Culture

Le métier ne nourrit pas les jeunes créateurs

Comment vit un jeune créateur dans notre pays ? Est-ce facile ? Comment arrive-t-il à montrer ses oeuvres ou l’étendue de ce qu’il sait faire? La question est vaste et chaque mode d’expression artistique comprend des spécificités qui le distinguent des autres. Les difficultés rencontrées par les jeunes musiciens ne sont pas celles auxquelles sont confrontés les plasticiens ou les comédiens. Mais difficulté il y a, et cette difficulté peut être si harassante qu’elle décourage parfois ceux de qui l’on est fondé d’attendre le meilleur. Deux domaines reflètent la très dure entrée en la matière qui attend les jeunes artistes: l’art contemporain et le cinéma. En ce qui concerne le premier mode d’expression, la porte est d’emblée fermée : il n’existe pas de marché de l’art contemporain au Maroc.

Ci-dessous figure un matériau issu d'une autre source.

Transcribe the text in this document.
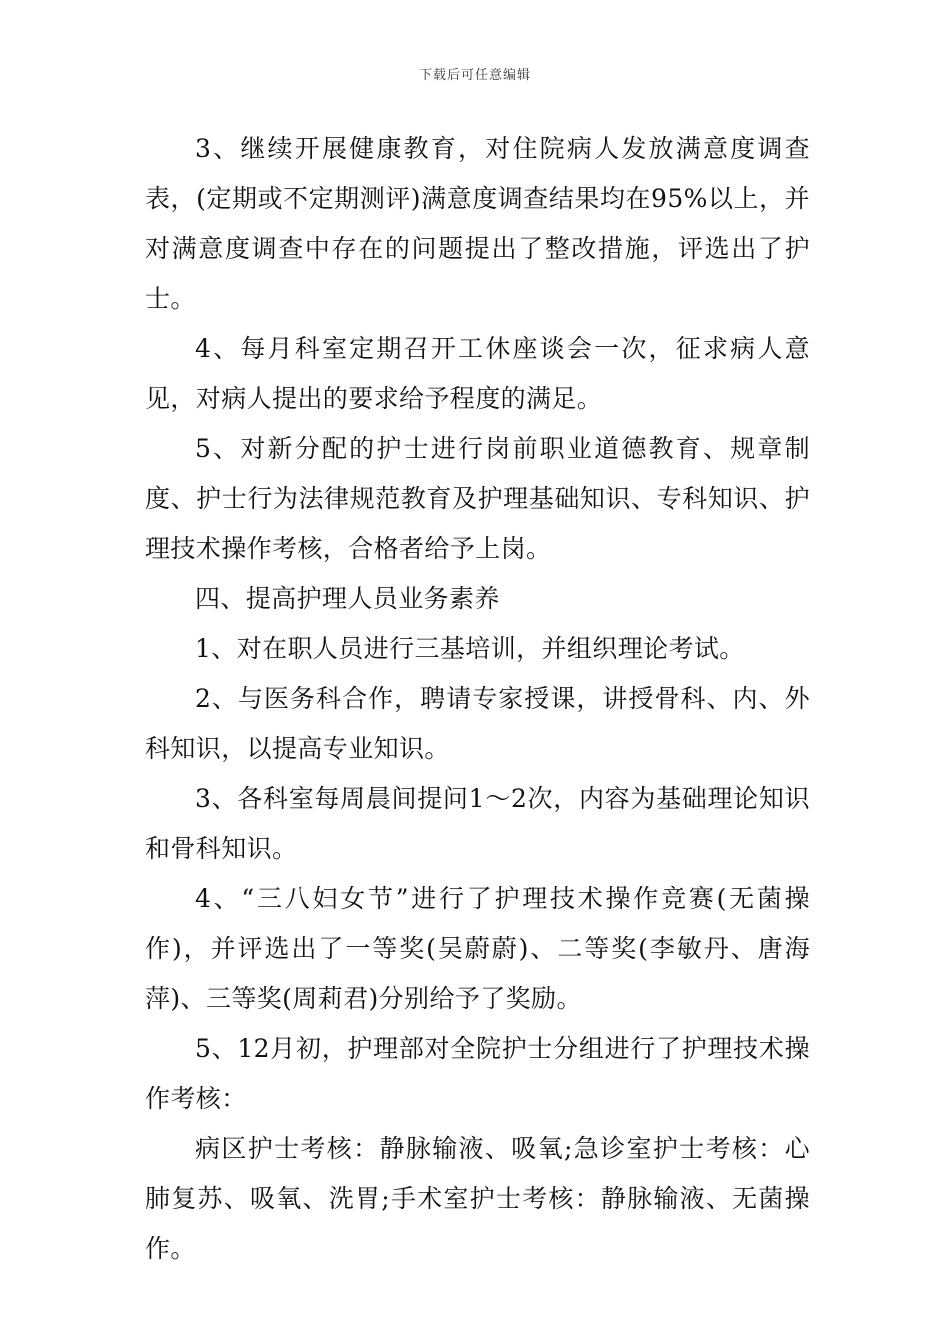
下载后可任意编辑

3、继续开展健康教育，对住院病人发放满意度调查表，(定期或不定期测评)满意度调查结果均在95%以上，并对满意度调查中存在的问题提出了整改措施，评选出了护士。

4、每月科室定期召开工休座谈会一次，征求病人意见，对病人提出的要求给予程度的满足。

5、对新分配的护士进行岗前职业道德教育、规章制度、护士行为法律规范教育及护理基础知识、专科知识、护理技术操作考核，合格者给予上岗。

四、提高护理人员业务素养

1、对在职人员进行三基培训，并组织理论考试。

2、与医务科合作，聘请专家授课，讲授骨科、内、外科知识，以提高专业知识。

3、各科室每周晨间提问1～2次，内容为基础理论知识和骨科知识。

4、“三八妇女节”进行了护理技术操作竞赛(无菌操作)，并评选出了一等奖(吴蔚蔚)、二等奖(李敏丹、唐海萍)、三等奖(周莉君)分别给予了奖励。

5、12月初，护理部对全院护士分组进行了护理技术操作考核：

病区护士考核：静脉输液、吸氧;急诊室护士考核：心肺复苏、吸氧、洗胃;手术室护士考核：静脉输液、无菌操作。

Il n’existe pas de galeries spécialisées dans la promotion des jeunes plasticiens. Le jeune artiste Younès Rahmoun dit: «je vis des bourses que les pays étrangers m’accordent et des expositions hors de nos frontières. Je vis péniblement de mon art, mais grâce aux subventions d’autres pays». Ce jeune artiste vit et travaille pourtant au Maroc. Son oeuvre qu’il expose ailleurs est réalisée chez nous. Il n’est pas le seul.
Safaa Erruas dont les oeuvres ont été montrées à la dernière biennale de Dakar abonde dans le même sens. «Le vrai problème, c’est que ce sont les étrangers qui viennent nous chercher».

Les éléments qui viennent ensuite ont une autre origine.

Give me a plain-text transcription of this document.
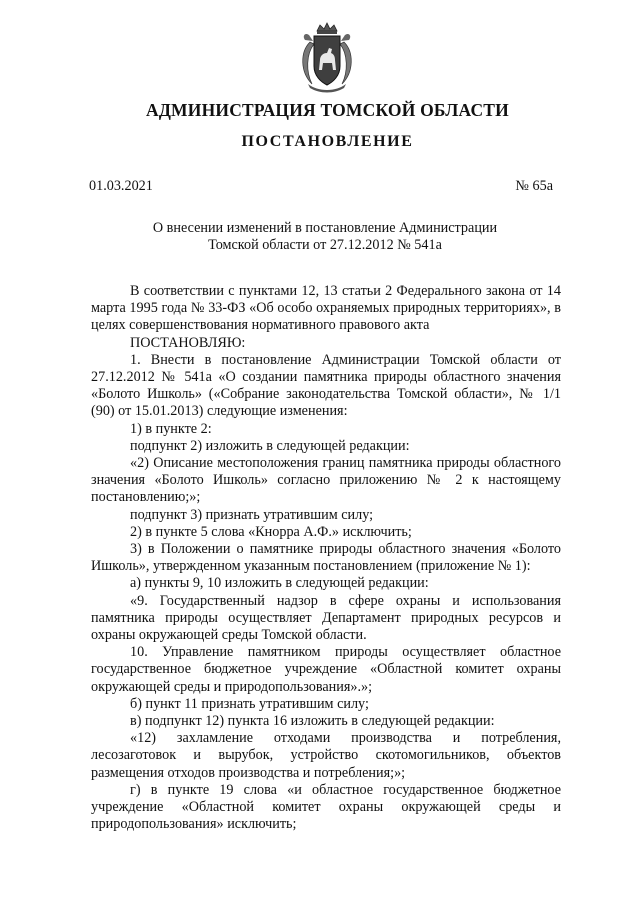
АДМИНИСТРАЦИЯ ТОМСКОЙ ОБЛАСТИ
ПОСТАНОВЛЕНИЕ
01.03.2021	№ 65а
О внесении изменений в постановление Администрации
Томской области от 27.12.2012 № 541а

В соответствии с пунктами 12, 13 статьи 2 Федерального закона от 14 марта 1995 года № 33-ФЗ «Об особо охраняемых природных территориях», в целях совершенствования нормативного правового акта

ПОСТАНОВЛЯЮ:

1. Внести в постановление Администрации Томской области от 27.12.2012 № 541а «О создании памятника природы областного значения «Болото Ишколь» («Собрание законодательства Томской области», № 1/1 (90) от 15.01.2013) следующие изменения:

1) в пункте 2:

подпункт 2) изложить в следующей редакции:

«2) Описание местоположения границ памятника природы областного значения «Болото Ишколь» согласно приложению № 2 к настоящему постановлению;»;

подпункт 3) признать утратившим силу;

2) в пункте 5 слова «Кнорра А.Ф.» исключить;

3) в Положении о памятнике природы областного значения «Болото Ишколь», утвержденном указанным постановлением (приложение № 1):

а) пункты 9, 10 изложить в следующей редакции:

«9. Государственный надзор в сфере охраны и использования памятника природы осуществляет Департамент природных ресурсов и охраны окружающей среды Томской области.

10. Управление памятником природы осуществляет областное государственное бюджетное учреждение «Областной комитет охраны окружающей среды и природопользования».»;

б) пункт 11 признать утратившим силу;

в) подпункт 12) пункта 16 изложить в следующей редакции:

«12) захламление отходами производства и потребления, лесозаготовок и вырубок, устройство скотомогильников, объектов размещения отходов производства и потребления;»;

г) в пункте 19 слова «и областное государственное бюджетное учреждение «Областной комитет охраны окружающей среды и природопользования» исключить;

Elle impute ce désintérêt au manque d’une véritable politique culturelle dans notre pays. Elle ajoute : « Je ne vis pas de mon art. Je gagne très peu d’argent. J’ai encore de l’espoir parce que je suis jeune, mais je me vois mal, au bout de 20 ans, dans la même situation».

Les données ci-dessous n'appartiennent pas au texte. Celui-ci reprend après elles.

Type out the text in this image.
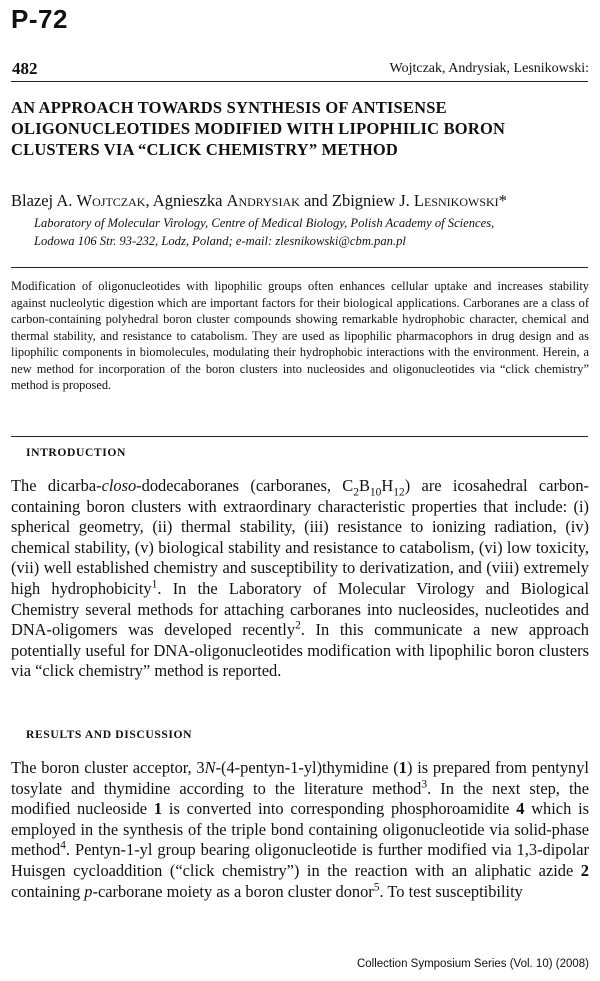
P-72
482	Wojtczak, Andrysiak, Lesnikowski:
AN APPROACH TOWARDS SYNTHESIS OF ANTISENSE
OLIGONUCLEOTIDES MODIFIED WITH LIPOPHILIC BORON
CLUSTERS VIA “CLICK CHEMISTRY” METHOD
Blazej A. Wojtczak, Agnieszka Andrysiak and Zbigniew J. Lesnikowski*
Laboratory of Molecular Virology, Centre of Medical Biology, Polish Academy of Sciences,
Lodowa 106 Str. 93-232, Lodz, Poland; e-mail: zlesnikowski@cbm.pan.pl
Modification of oligonucleotides with lipophilic groups often enhances cellular uptake and increases stability against nucleolytic digestion which are important factors for their biological applications. Carboranes are a class of carbon-containing polyhedral boron cluster compounds showing remarkable hydrophobic character, chemical and thermal stability, and resistance to catabolism. They are used as lipophilic pharmacophors in drug design and as lipophilic components in biomolecules, modulating their hydrophobic interactions with the environment. Herein, a new method for incorporation of the boron clusters into nucleosides and oligonucleotides via “click chemistry” method is proposed.
INTRODUCTION
The dicarba-closo-dodecaboranes (carboranes, $C_2B_{10}H_{12}$) are icosahedral carbon-containing boron clusters with extraordinary characteristic properties that include: (i) spherical geometry, (ii) thermal stability, (iii) resistance to ionizing radiation, (iv) chemical stability, (v) biological stability and resistance to catabolism, (vi) low toxicity, (vii) well established chemistry and susceptibility to derivatization, and (viii) extremely high hydrophobicity$^1$. In the Laboratory of Molecular Virology and Biological Chemistry several methods for attaching carboranes into nucleosides, nucleotides and DNA-oligomers was developed recently$^2$. In this communicate a new approach potentially useful for DNA-oligonucleotides modification with lipophilic boron clusters via “click chemistry” method is reported.
RESULTS AND DISCUSSION
The boron cluster acceptor, 3N-(4-pentyn-1-yl)thymidine (1) is prepared from pentynyl tosylate and thymidine according to the literature method$^3$. In the next step, the modified nucleoside 1 is converted into corresponding phosphoroamidite 4 which is employed in the synthesis of the triple bond containing oligonucleotide via solid-phase method$^4$. Pentyn-1-yl group bearing oligonucleotide is further modified via 1,3-dipolar Huisgen cycloaddition (“click chemistry”) in the reaction with an aliphatic azide 2 containing p-carborane moiety as a boron cluster donor$^5$. To test susceptibility
Collection Symposium Series (Vol. 10) (2008)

Il ne s’agit pas de dire que ces jeunes artistes réclament de l’assistanat. Leur art est le seul capable de les imposer. Mais ils ont besoin d’encouragement et de structures professionnelles de nature à faciliter leur introduction dans le monde de l’art. Quoi que l’on dise, cette responsabilité incombe à l’Etat et aux institutions. Un pays comme la France qui s’investit dans la promotion des jeunes créateurs peut servir d’exemple. L’Etat, par le biais des Directions Régionales des Affaires culturelles (DRAC), aide à la réalisation de la première exposition. Cette aide est versée aux galeries qui font à un jeune artiste sa toute première exposition. C’est un encouragement qui a porté ses fruits. L’Etat a créé également certaines procédures qui poussent à la création, comme la commande publique à de jeunes créateurs et son corollaire le 1% artistique. Le 1% artistique réserve, à l’occasion de la construction ou de l’extension des bâtiments financés par les collectivités territoriales, une somme (soit 1% du coût des travaux) pour la commande à des artistes vivants d’une ou de plusieurs oeuvres d’art qui seront intégrées au bâtiment. Les artistes, y compris les jeunes, soumettent leurs projets à un comité de pilotage qui sélectionne celui qui convient le mieux. C’est une excellente manière de montrer aux jeunes créateurs que la voie est ouverte à leurs idées et de les convaincre de leur utilité dans la société. L’Etat attribue également des bourses aux élèves des Ecoles des Beaux-Arts. Au Maroc, des gestes d’encouragement, ne serait-ce qu’en ouvrant des galeries aux jeunes artistes seraient plus que salutaires. Mais pour cela, il faut que les personnes qui sélectionnent ces artistes soient rompues à la chose artistique… En ce qui concerne le cinéma, la situation n’est guère brillante.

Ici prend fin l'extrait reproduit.